The DFC, which is headed by Scott Nathan, has been studying the commercial interest of the Angola-Zambia segment since last July, but is not convinced of its relevance. It would require the construction of an entirely new railway line in both countries, which would be much more expensive than rehabilitating the existing Angolan and Congolese lines.

This view is shared by the LAR consortium, which has been awarded a 30-year concession to rehabilitate and operate the Angolan railway as far as the DRC border. This is the case even though a Zambian extension would mean LAR extending its Angolan concession by ten years, in accordance with the agreement it has signed with Luanda.

The Congolese branch of the Lobito Corridor is once again operating between the Angolan border town of Luacano and Kolwezi in the DRC (AI, 22/01/24) and will later extend as far as Lubumbashi after the rehabilitation of the existing railway. Alongside this is the Zambian section of the railway, a brand-new line, which seems much less crucial to the US.

The DRC produced around 2.3m tonnes of copper in 2023 – compared with Zambia’s around 800,000 tonnes – thanks in particular to sites where production is rising sharply.

These include the Kamoa-Kakula complex, near Kolwezi, operated by the Canadian company Ivanhoe Mines headed by Robert Friedland, which is already producing 400,000 tonnes a year. Ivanhoe is the first mining company to transport its copper from Kolwezi to Lobito thanks to an agreement with the LAR consortium.

Zambia’s current leading copper producer, Canada’s First Quantum, which is based at the Kanshanshi mine near Solwezi, produced just 135,000 tonnes last year, although it is aiming for 250,000 tonnes a year. Vedanta, a mining conglomerate owned by Indian-British binational Anil Agarwal which has just finalised its return to Konkola Copper Mines (AI, 31/01/24), operates at a copper site located in Chingola in northeast Zambia, a long way from the Angolan border.

Vague about where money will go

But the DFC does not want its decision not to fund the Zambian branch at Lobito to be seen as a U-turn by its Zambian and European partners. The $1.6bn memorandum of understanding, announced with great fanfare on 26 October in Brussels at the Global Gateway Forum, was vague about the distribution of the money, and concerned all the branches of the Lobito Corridor.

It was presented as joint financial support coordinated by Amos Hochstein, President Joe Biden’s energy adviser, European Commissioner for International Partnerships Jutta Urpilainen, and the African Development Bank (AfDB).
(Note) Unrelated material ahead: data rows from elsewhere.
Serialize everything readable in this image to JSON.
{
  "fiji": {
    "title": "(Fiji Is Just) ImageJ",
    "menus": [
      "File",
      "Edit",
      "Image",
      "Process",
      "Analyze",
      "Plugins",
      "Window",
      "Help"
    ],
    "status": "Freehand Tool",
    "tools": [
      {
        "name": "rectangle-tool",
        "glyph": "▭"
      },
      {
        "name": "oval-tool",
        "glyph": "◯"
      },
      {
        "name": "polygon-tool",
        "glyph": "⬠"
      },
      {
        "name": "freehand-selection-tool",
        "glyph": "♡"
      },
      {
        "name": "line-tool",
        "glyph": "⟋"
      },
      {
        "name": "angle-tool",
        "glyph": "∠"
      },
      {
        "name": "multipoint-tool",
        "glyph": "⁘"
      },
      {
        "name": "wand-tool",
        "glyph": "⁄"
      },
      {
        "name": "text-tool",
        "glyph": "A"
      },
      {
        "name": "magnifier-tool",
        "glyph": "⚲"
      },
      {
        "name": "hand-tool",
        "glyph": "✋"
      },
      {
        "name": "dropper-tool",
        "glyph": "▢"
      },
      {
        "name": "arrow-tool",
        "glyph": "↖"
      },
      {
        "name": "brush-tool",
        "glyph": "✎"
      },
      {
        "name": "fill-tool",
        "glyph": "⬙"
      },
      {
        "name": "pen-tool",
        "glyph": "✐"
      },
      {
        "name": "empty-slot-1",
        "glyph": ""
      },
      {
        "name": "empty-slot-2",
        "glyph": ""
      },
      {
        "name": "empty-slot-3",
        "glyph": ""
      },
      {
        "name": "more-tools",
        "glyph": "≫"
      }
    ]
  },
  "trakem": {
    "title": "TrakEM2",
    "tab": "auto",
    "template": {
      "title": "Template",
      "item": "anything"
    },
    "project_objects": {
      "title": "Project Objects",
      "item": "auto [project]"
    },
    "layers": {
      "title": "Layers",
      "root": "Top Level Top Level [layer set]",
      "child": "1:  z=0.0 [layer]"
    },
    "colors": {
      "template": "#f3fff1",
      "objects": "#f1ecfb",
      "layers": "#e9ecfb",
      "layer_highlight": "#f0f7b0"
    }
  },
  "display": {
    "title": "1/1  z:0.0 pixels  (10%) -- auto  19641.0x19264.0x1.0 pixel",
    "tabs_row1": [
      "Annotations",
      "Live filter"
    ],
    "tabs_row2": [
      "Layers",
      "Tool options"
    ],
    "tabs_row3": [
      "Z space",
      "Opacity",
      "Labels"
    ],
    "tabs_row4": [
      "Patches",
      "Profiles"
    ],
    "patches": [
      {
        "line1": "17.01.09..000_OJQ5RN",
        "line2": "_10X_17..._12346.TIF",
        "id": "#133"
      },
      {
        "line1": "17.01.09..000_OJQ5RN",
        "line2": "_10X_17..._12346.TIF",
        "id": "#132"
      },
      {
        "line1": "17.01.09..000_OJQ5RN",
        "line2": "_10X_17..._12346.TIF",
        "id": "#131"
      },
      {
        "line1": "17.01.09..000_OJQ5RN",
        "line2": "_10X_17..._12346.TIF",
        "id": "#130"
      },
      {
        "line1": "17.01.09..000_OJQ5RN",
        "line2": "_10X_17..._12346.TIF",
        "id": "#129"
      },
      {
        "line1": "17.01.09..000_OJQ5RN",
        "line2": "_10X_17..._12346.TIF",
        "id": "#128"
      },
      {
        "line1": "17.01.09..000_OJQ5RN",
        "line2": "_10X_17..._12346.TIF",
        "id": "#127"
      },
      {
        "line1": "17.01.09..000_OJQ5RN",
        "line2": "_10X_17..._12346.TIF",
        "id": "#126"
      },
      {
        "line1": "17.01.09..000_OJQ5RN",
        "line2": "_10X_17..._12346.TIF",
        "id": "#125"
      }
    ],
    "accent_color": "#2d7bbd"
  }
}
These donors signed a memorandum of understanding with DRC Prime Minister Jean-Michel Sama Lukonde Kyenge, Angolan Coordination Minister José de Lima Massano and Zambian Finance Minister Situmbeko Musokotwane. The United States and the European Union used the occasion to encourage Lusaka to launch feasibility studies on this new segment.

2 COMMENTS

  1. If there is nothing in it for us, then we are out of it. After they do the railway, we will do one for ourselves linking into the line, not through DRC, but through Kaleni into Angola.